(Bloomberg) -- Californians looking to buy a house face some of the country’s most expensive real estate prices and wildfires that threaten scores of housing tracts. Now there’s another obstacle: finding an insurer willing to cover their dream home.
State Farm General Insurance Co. said it’s no longer accepting new applications for property and casualty coverage in California last week, a year after Allstate Corp. also paused new policies, worsening what FAIR Plan, a state-mandated insurance pool, called a “looming insurance unavailability crisis.”
“We have a lot of people going naked, which means they have no insurance,” said Bill Dodd, a Democrat state senator representing fire-scarred Napa County and other parts of Northern California. “What my constituents want is insurance.”
The FAIR Plan, which offers minimal coverage and high rates is meant to be a provider of last resort, but enrollments have surged 70% since 2019 to 272,846 homes in 2022.
It’s a blow for the nation’s most populous state, which is already struggling with an exodus of residents, many of whom are escaping the high cost of living.
The Golden State is grappling with a roughly 1 million-unit housing shortfall, in part fueled by rising costs and zoning restrictions that have choked off new construction projects. On top of that, a series of catastrophic wildfires in recent years have increased calls from insurers to weaken the state’s consumer-friendly policies that have held down rates for decades.
The average homeowners’ policy is $1,300 in California compared to over $2,000 in other states with wildfire risk and $4,000 in hurricane-prone Florida, according to Insurance Information Institute.

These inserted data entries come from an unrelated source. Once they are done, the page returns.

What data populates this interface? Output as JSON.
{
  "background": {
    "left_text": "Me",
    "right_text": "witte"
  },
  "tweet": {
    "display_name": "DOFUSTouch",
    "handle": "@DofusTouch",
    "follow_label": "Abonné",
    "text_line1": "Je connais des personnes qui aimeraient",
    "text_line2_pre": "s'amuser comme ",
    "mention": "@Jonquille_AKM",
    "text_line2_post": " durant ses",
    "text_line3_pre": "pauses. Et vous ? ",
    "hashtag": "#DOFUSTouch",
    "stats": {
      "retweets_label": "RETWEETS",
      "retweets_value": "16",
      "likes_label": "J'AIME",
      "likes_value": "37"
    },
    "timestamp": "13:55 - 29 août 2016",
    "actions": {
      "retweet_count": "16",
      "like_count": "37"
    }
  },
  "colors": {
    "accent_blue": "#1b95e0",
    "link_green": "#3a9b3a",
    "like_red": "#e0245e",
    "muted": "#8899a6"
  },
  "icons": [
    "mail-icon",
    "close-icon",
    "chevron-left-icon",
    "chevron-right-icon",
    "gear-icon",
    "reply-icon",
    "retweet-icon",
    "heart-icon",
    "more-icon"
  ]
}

But new home buyers could be forced to pay more, regardless of their home’s proximity to wildfire dangers. Before State Farm’s announcement, the company requested a 28% rate hike on homeowners’ insurance, while Allstate has filed for a 39.6% increase.
The insurance crunch is affecting buyers across the state already, even in areas where the wildfire risk is low. In San Francisco, realtors say they have seen deals fall through because would-be buyers couldn’t get insured.
“What we’re hearing is that now, when buyers present an offer on a property we’re not only asking them for pre-approval for a lender, we’re also asking them if they’ve spoken to their insurance agent if they’ll insure the property,” said Joske Thompson, a realtor at Compass Inc. with 40 years experience in the area.
Home insurance is an essential step of purchasing a home. Mortgage lenders generally require proof of insurance before approving the transaction to protect their investment in the property. Without insurance buyers would be forced to make an all-cash purchase in most cases.
Finding a Compromise
As the state’s insurance woes accelerate, the industry is taking aim at California’s marquee consumer protection law, Proposition 103, a ballot measure voters approved in 1988. The law has saved consumers tens of billions of dollars in reduced insurance rate hikes, according to the state’s insurance regulator.
“In the last six years, we lost 20 years’ worth of underwriting profit, and that was due to the catastrophic wildfires that we’ve faced,” said Janet Ruiz, a spokesperson with the Insurance Information Institute.
Harvey Rosenfield, the author of Prop 103 and founder of the Consumer Watchdog advocacy group, said climate change might require insurance companies to raise rates, but he argued that companies are using wildfire impacts to gouge customers.
“Insurance companies are very opportunistic,” he said. “They have seized on climate change as an excuse to escape from the regulatory protections that voters enacted.”
State lawmakers and industry representatives must find a compromise that would keep the insurance market viable while protecting consumers from excessive rate hikes, but that may mean Californians will have to pay more for home insurance in the future, said Dodd.
“You bite the bullet and you move forward,” said Dan Dunmoyer, president of the California Building Industry Association. Without rate increases, more insurers may leave the state, affecting everything from mortgage lending to housing supply, he said.“You have a market that is teetering on collapse.”